Commentaire • 0
Sur la décision
| Référence : | TJ Le Mans, ch. 2', 29 janv. 2026, n° 23/00373 |
|---|---|
| Numéro(s) : | 23/00373 |
| Importance : | Inédit |
| Dispositif : | Partages - remplacement du notaire commis |
| Date de dernière mise à jour : | 13 février 2026 |
| Lire la décision sur le site de la juridiction |
Texte intégral
N° RG 23/00373 – N° Portalis DB2N-W-B7H-HVL5
Copie exécutoire délivrée
le à
expéditions le
à
TRIBUNAL JUDICIAIRE
DU MANS
Deuxième ‘ Chambre
Jugement du Juge aux Affaires Familiales du 29 JANVIER 2026
Prononcé par Madame Emilie JOUSSELIN, Vice-Présidente, assistée de Madame Catherine PASQUIER, Greffière, présente lors du prononcé du jugement par mise à disposition au Greffe.
DEMANDERESSE
Madame [E] [D]
née le [Date naissance 3] 1973 à [Localité 7], demeurant [Adresse 6]
représentée par Me Fabienne LAURENT LODDO, avocat au barreau du MANS, vestiaire : 11
DEFENDEUR
Monsieur [Z] [P] [Y] [W]
né le [Date naissance 2] 1964 à [Localité 14], demeuran [Adresse 4]
représenté par Me Nicolas CALDERERO CURTO, avocat postulant au barreau du MANS, vestiaire : 30 et plaidant par Me Patrick GRISILLON, avocat au barreau d’ANGERS, vestiaire
COMPOSITION DU TRIBUNAL lors des débats et du délibéré
Emilie JOUSSELIN, Vice-Présidente, statuant en qualité de Juge aux affaires familiales
Greffière présente à l’appel des causes : Madame PASQUIER, Greffière
DEBATS
A l’audience publique du : 25 Septembre 2025
A l’issue de celle-ci, le Président a fait savoir aux parties que le jugement serait rendu le 13 novembre 2025, puis fut prorogé au 4 décembre 2025, puis au 29 Janvier 2026 par sa mise à disposition au greffe de la juridiction.

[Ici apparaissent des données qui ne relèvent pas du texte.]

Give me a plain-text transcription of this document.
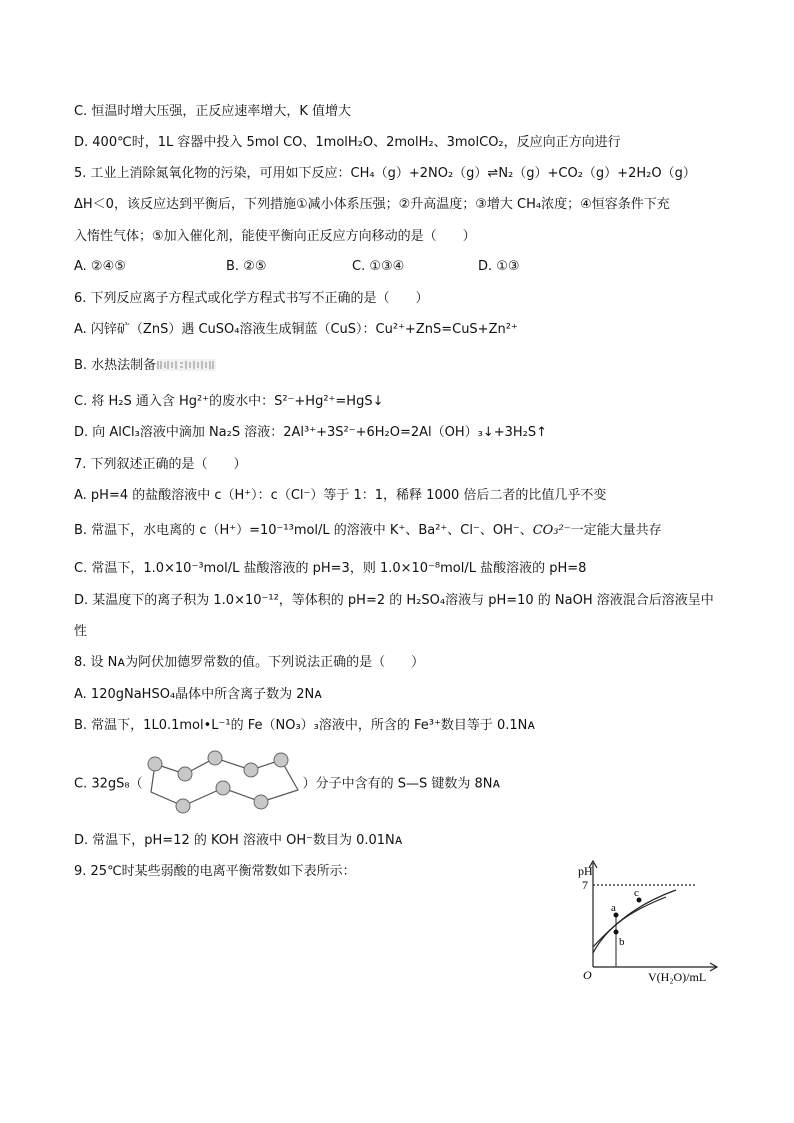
C. 恒温时增大压强，正反应速率增大，K 值增大
D. 400℃时，1L 容器中投入 5mol CO、1molH₂O、2molH₂、3molCO₂，反应向正方向进行
5. 工业上消除氮氧化物的污染，可用如下反应：CH₄（g）+2NO₂（g）⇌N₂（g）+CO₂（g）+2H₂O（g）
ΔH＜0，该反应达到平衡后，下列措施①减小体系压强；②升高温度；③增大 CH₄浓度；④恒容条件下充
入惰性气体；⑤加入催化剂，能使平衡向正反应方向移动的是（　　）
A. ②④⑤	B. ②⑤	C. ①③④	D. ①③
6. 下列反应离子方程式或化学方程式书写不正确的是（　　）
A. 闪锌矿（ZnS）遇 CuSO₄溶液生成铜蓝（CuS）：Cu²⁺+ZnS=CuS+Zn²⁺
B. 水热法制备
C. 将 H₂S 通入含 Hg²⁺的废水中：S²⁻+Hg²⁺=HgS↓
D. 向 AlCl₃溶液中滴加 Na₂S 溶液：2Al³⁺+3S²⁻+6H₂O=2Al（OH）₃↓+3H₂S↑
7. 下列叙述正确的是（　　）
A. pH=4 的盐酸溶液中 c（H⁺）：c（Cl⁻）等于 1：1，稀释 1000 倍后二者的比值几乎不变
B. 常温下，水电离的 c（H⁺）=10⁻¹³mol/L 的溶液中 K⁺、Ba²⁺、Cl⁻、OH⁻、CO₃²⁻一定能大量共存
C. 常温下，1.0×10⁻³mol/L 盐酸溶液的 pH=3，则 1.0×10⁻⁸mol/L 盐酸溶液的 pH=8
D. 某温度下的离子积为 1.0×10⁻¹²，等体积的 pH=2 的 H₂SO₄溶液与 pH=10 的 NaOH 溶液混合后溶液呈中
性
8. 设 Nᴀ为阿伏加德罗常数的值。下列说法正确的是（　　）
A. 120gNaHSO₄晶体中所含离子数为 2Nᴀ
B. 常温下，1L0.1mol•L⁻¹的 Fe（NO₃）₃溶液中，所含的 Fe³⁺数目等于 0.1Nᴀ
C. 32gS₈（	）分子中含有的 S—S 键数为 8Nᴀ
D. 常温下，pH=12 的 KOH 溶液中 OH⁻数目为 0.01Nᴀ
9. 25℃时某些弱酸的电离平衡常数如下表所示：	pH
7
O	V(H₂O)/mL
a
b
c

Jugement du 29 Janvier 2026
— prononcé publiquement par Madame JOUSSELIN, par sa mise à disposition au greffe
— en premier ressort
— Contradictoire
— signé par Emilie JOUSSELIN, Vice-Présidente, statuant en qualité de juge aux affaires familiales et Madame Catherine PASQUIER, Greffière, greffière, à qui la minute du jugement a été remise.
copie à Me Nicolas CALDERERO CURTO – 30, Me Fabienne LAURENT LODDO – 11
EXPOSE DU LITIGE
M. [Z] [W] a vécu en concubinage avec Mme [E] [D].

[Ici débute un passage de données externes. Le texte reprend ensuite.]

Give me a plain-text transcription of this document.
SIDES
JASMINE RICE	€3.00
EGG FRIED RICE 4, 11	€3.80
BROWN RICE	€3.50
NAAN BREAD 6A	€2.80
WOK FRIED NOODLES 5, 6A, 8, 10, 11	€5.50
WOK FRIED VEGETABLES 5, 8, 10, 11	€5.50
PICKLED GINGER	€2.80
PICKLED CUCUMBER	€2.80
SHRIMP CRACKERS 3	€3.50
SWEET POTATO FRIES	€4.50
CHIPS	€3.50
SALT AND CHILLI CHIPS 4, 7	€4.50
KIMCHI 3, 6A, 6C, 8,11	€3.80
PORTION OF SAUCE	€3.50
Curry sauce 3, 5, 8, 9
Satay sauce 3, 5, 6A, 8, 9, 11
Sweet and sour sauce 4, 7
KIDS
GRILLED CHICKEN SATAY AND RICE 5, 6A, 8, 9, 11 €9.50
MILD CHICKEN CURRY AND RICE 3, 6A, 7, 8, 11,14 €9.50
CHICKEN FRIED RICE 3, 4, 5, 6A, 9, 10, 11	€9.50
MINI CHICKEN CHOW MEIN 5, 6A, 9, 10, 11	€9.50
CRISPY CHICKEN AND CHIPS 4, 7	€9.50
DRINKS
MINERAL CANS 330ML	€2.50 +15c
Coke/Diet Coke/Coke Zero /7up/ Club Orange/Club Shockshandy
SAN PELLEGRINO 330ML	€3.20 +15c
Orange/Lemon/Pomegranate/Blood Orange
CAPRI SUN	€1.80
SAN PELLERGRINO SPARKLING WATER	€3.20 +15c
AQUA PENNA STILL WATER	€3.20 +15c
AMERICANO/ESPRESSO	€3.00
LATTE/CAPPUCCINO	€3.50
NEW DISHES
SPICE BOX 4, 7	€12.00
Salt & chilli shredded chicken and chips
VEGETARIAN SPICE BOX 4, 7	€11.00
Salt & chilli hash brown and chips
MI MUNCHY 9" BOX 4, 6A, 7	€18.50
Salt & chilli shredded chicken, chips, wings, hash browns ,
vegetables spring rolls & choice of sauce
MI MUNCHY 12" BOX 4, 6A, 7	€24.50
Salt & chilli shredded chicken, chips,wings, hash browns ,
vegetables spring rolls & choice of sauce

Suivant un acte reçu le 27 février 2008 par Maître [U] [K], notaire au [Localité 16], Monsieur [Z] [W] et Madame [E] [D] se sont portés acquéreurs d’une propriété située au [Adresse 15].
En vue de financer cette acquisition, deux prêts ont été souscrits :
— LOGIPRET de 551.130 €
— PRET RELAIS de 318.870 €
Suivant un acte reçu le 27 juin 2008 par Maître [I] [T], notaire à MESNIL EN VALLEE, M. [Z] [W] et Mme [E] [D] ont constitué la SCI [9].
Suivant un acte reçu le 21 novembre 2012 par Maître [F] [R], notaire à [Localité 12], ils se sont pacsés.
M. [Z] [W] et Mme [E] [D] se sont séparés en décembre 2013.
Par jugement du 16 mars 2017 assorti de l’exécution provisoire, le juge aux affaires familiales du MANS a :
— déclaré l’action en partage judiciaire engagée recevable,
— ordonné l’ouverture des opérations de comptes-liquidation-partage de l’indivision existant entre les consorts [E] [D]/ [Z] [W],
— désigné Maître [A] [J], Notaire à [Localité 8] (72), [Adresse 5], pour procéder à ces opérations, sous la supervision du juge commis désigné ;
— débouté Madame [D] de sa prétention fondée sur l’article 700 du code de procédure civile ;
— dit que les dépens seront employés en frais privilégiés de partage.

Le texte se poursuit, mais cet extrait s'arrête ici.